If you have BDD, you have obsessions that cause you significant anxiety and may also develop compulsive behaviours, or routines, to deal with this. In this way, BDD is closely related to obsessive-compulsive disorder (OCD). (See Understanding OCD.)

Although everyone has their own experience of BDD, there are some common signs.

Obsessive worries about the body

If you have BDD, you will often spend several hours a day thinking negatively about your appearance. You may be concerned about one specific area of the body or you may be worried about several different areas.

Common areas of anxiety include:

  • facial features, such as the nose, eyes, hair, chin, skin or lips
  • particular areas of the body, such as the breasts or genitals
  • feeling that your body is unbalanced or lacking symmetry
  • feeling that one of your features is out of proportion to the rest of the body
  • feeling too fat or too skinny.

Some people with BDD also experience an eating problem, but not all people with eating problems will have BDD. (See Understanding eating problems.)

Common compulsive behaviours

You may also develop compulsive behaviours and routines to deal with the anxiety you feel about your appearance.
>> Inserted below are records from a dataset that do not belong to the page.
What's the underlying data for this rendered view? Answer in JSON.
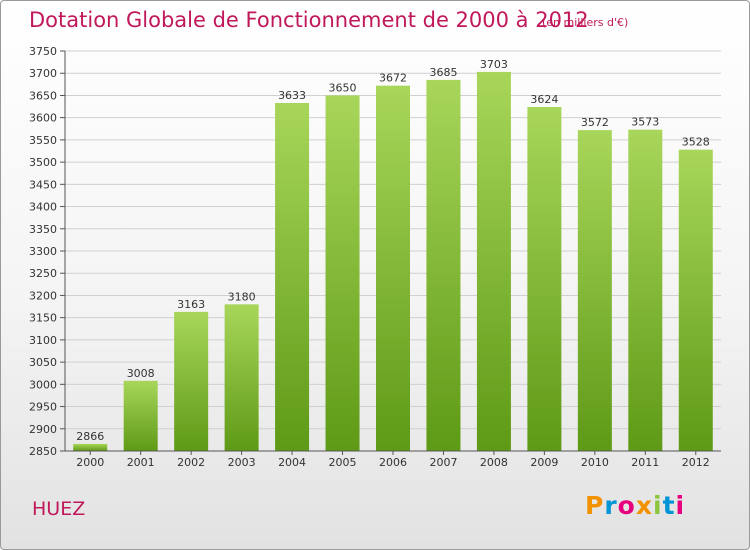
{
  "title": "Dotation Globale de Fonctionnement de 2000 à 2012",
  "subtitle": "(en milliers d'€)",
  "commune": "HUEZ",
  "logo": {
    "text": "Proxiti",
    "letter_colors": [
      "#f39200",
      "#0096d6",
      "#e6007e",
      "#f39200",
      "#8cc63f",
      "#0096d6",
      "#e6007e"
    ]
  },
  "colors": {
    "title": "#c0185a",
    "bar_light": "#a8d65a",
    "bar_dark": "#5e9a16",
    "grid": "#d0d0d0"
  },
  "chart_data": {
    "type": "bar",
    "title": "Dotation Globale de Fonctionnement de 2000 à 2012",
    "subtitle": "(en milliers d'€)",
    "categories": [
      "2000",
      "2001",
      "2002",
      "2003",
      "2004",
      "2005",
      "2006",
      "2007",
      "2008",
      "2009",
      "2010",
      "2011",
      "2012"
    ],
    "values": [
      2866,
      3008,
      3163,
      3180,
      3633,
      3650,
      3672,
      3685,
      3703,
      3624,
      3572,
      3573,
      3528
    ],
    "ylim": [
      2850,
      3750
    ],
    "ytick_step": 50,
    "grid": true,
    "legend": "none"
  }
}
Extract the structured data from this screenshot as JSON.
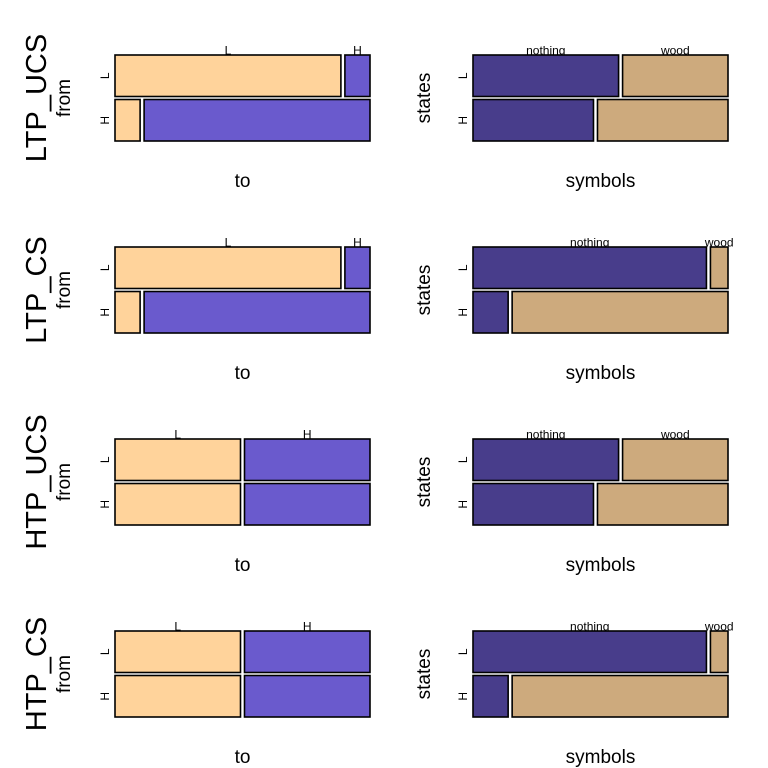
{
  "colors": {
    "L": "#FFD39B",
    "H": "#6A5ACD",
    "nothing": "#483D8B",
    "wood": "#CDAA7D",
    "outline": "#000000"
  },
  "chart_data": [
    {
      "row_title": "LTP_UCS",
      "panels": [
        {
          "type": "mosaic",
          "xlabel": "to",
          "ylabel": "from",
          "row_categories": [
            "L",
            "H"
          ],
          "col_categories": [
            "L",
            "H"
          ],
          "row_shares": [
            0.5,
            0.5
          ],
          "col_shares_by_row": [
            [
              0.9,
              0.1
            ],
            [
              0.1,
              0.9
            ]
          ]
        },
        {
          "type": "mosaic",
          "xlabel": "symbols",
          "ylabel": "states",
          "row_categories": [
            "L",
            "H"
          ],
          "col_categories": [
            "nothing",
            "wood"
          ],
          "row_shares": [
            0.5,
            0.5
          ],
          "col_shares_by_row": [
            [
              0.58,
              0.42
            ],
            [
              0.48,
              0.52
            ]
          ]
        }
      ]
    },
    {
      "row_title": "LTP_CS",
      "panels": [
        {
          "type": "mosaic",
          "xlabel": "to",
          "ylabel": "from",
          "row_categories": [
            "L",
            "H"
          ],
          "col_categories": [
            "L",
            "H"
          ],
          "row_shares": [
            0.5,
            0.5
          ],
          "col_shares_by_row": [
            [
              0.9,
              0.1
            ],
            [
              0.1,
              0.9
            ]
          ]
        },
        {
          "type": "mosaic",
          "xlabel": "symbols",
          "ylabel": "states",
          "row_categories": [
            "L",
            "H"
          ],
          "col_categories": [
            "nothing",
            "wood"
          ],
          "row_shares": [
            0.5,
            0.5
          ],
          "col_shares_by_row": [
            [
              0.93,
              0.07
            ],
            [
              0.14,
              0.86
            ]
          ]
        }
      ]
    },
    {
      "row_title": "HTP_UCS",
      "panels": [
        {
          "type": "mosaic",
          "xlabel": "to",
          "ylabel": "from",
          "row_categories": [
            "L",
            "H"
          ],
          "col_categories": [
            "L",
            "H"
          ],
          "row_shares": [
            0.5,
            0.5
          ],
          "col_shares_by_row": [
            [
              0.5,
              0.5
            ],
            [
              0.5,
              0.5
            ]
          ]
        },
        {
          "type": "mosaic",
          "xlabel": "symbols",
          "ylabel": "states",
          "row_categories": [
            "L",
            "H"
          ],
          "col_categories": [
            "nothing",
            "wood"
          ],
          "row_shares": [
            0.5,
            0.5
          ],
          "col_shares_by_row": [
            [
              0.58,
              0.42
            ],
            [
              0.48,
              0.52
            ]
          ]
        }
      ]
    },
    {
      "row_title": "HTP_CS",
      "panels": [
        {
          "type": "mosaic",
          "xlabel": "to",
          "ylabel": "from",
          "row_categories": [
            "L",
            "H"
          ],
          "col_categories": [
            "L",
            "H"
          ],
          "row_shares": [
            0.5,
            0.5
          ],
          "col_shares_by_row": [
            [
              0.5,
              0.5
            ],
            [
              0.5,
              0.5
            ]
          ]
        },
        {
          "type": "mosaic",
          "xlabel": "symbols",
          "ylabel": "states",
          "row_categories": [
            "L",
            "H"
          ],
          "col_categories": [
            "nothing",
            "wood"
          ],
          "row_shares": [
            0.5,
            0.5
          ],
          "col_shares_by_row": [
            [
              0.93,
              0.07
            ],
            [
              0.14,
              0.86
            ]
          ]
        }
      ]
    }
  ]
}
Common compulsive behaviours include:

  • using heavy make-up when out in public
  • brushing or styling hair obsessively
  • obsessively checking your appearance in mirrors or avoiding them completely
  • changing your posture or wearing heavy clothes to disguise your shape
  • seeking constant reassurance about your appearance
  • checking yourself regularly by feeling your skin with your fingers, particularly around areas you dislike the appearance of
  • picking your skin to make it smooth
  • constantly comparing yourself with models in magazines or people in the street
  • seeking cosmetic surgery or having other types of medical treatment to change the area of concern.